Longtime police chief and Mayor-Elect Jerry Dyer recently participated in an online discussion hosted by The Fresno Bee.
Dyer said officers patrol some communities more frequently because violent crime and gang activity occurs there. But reducing crime “comes at a cost,” he added, because enforcing the law exposes the police department to the public’s scrutiny.
“You can reduce crime to a very low level, but it comes at a cost,” Dyer said. “You’re out there making traffic stops and you’re out there in a suppression mode. The more you’re involved in those types of enforcement activities, the more likely you are to offend members of the public and lose the community’s trust.
“So if you back away from those efforts, oftentimes you end up maybe seeing more crime in your city,” he added.
Dyer and other leaders have pushed back against racial profiling and brutality criticisms and denied the department discriminates.
“We are not saying they (discriminatory practices) exist per se,” LaBlue said. “We are open to conversation and reform to represent our public.”
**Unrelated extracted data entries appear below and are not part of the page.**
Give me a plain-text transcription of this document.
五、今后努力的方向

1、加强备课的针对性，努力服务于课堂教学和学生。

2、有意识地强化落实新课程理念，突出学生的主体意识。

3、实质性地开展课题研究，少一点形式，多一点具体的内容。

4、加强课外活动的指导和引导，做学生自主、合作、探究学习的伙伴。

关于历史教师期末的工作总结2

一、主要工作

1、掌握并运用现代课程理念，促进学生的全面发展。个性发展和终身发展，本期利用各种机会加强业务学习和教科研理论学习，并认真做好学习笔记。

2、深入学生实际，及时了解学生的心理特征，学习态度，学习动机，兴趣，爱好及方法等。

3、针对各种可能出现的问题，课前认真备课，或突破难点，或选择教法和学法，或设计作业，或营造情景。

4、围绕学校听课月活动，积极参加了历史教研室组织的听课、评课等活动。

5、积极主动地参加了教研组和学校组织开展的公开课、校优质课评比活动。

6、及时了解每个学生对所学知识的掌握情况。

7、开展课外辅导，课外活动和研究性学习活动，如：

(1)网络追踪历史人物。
Dyer in June said he firmly believes the Fresno Police Department does not discriminate.
“I believe if I would have overseen a police department that had discriminatory practices, I would not have been the police chief for 18 years,” Dyer said in June. “What we have to do as a society is filter out what’s true and what’s not true, what is rhetoric and what is fact ... we’ve lost sight of the good things that have occurred in the police department.”
Dr. Francine Oputa, director of the Cross Cultural and Gender Center at California State University, Fresno, said Dyer’s comments reflected his privilege. For police practices to change, it’s essential that Dyer acknowledge inequities, she said.
“To say that you have an organization as large as the police department and say there have been no discriminatory practices — it’s frightening,” she said. “But if we come in saying that there are no problems, we’ll get nowhere.”
Recent calls to “defund” or “abolish” law enforcement have pushed for more independent citizen oversight committees and more robust accountability measures. Police employee unions have also faced renewed criticism over the role these lobbying groups have played in reform efforts.
Fraizer said any criticism that the Fresno police union has stood in the way of meaningful reform is “ridiculous.”
“All we want is to ensure our officers receive due process and not terminated for making split-second decisions in life-threatening situations,” he said, adding that some proposed reforms could “jeopardize officer safety.”
Calls for police reform
The Fresno police union will play a role in the city’s newly formed reform commission. Fraizer is among those appointed to the commission, chaired by Oliver Baines, a former police officer and ex-city councilmember. The 37-member committee also includes residents, prominent Black leaders, local advocates, and other police officials.
The commission comes on the heels of a string of public demands led by the NAACP. The group has urged the city to end qualified police immunity, improve diversity within the department, and called for more transparency surrounding use-of-force incidents in general and shootings in particular.
After Centeno’s brother was killed, local police reform advocates sought substantial change, but say those efforts fell short. They’re hoping for significant progress this time around.
“We’ve seen more change in a few days of protests than we have in decades,” Little said. “I am hopeful that we will have continued involvement, anger, and protest by the energetic folks here in Fresno who will insist that the police department be accountable — that’s the only way.”
“It won’t be fast,” Centeno added. “But, it will happen.”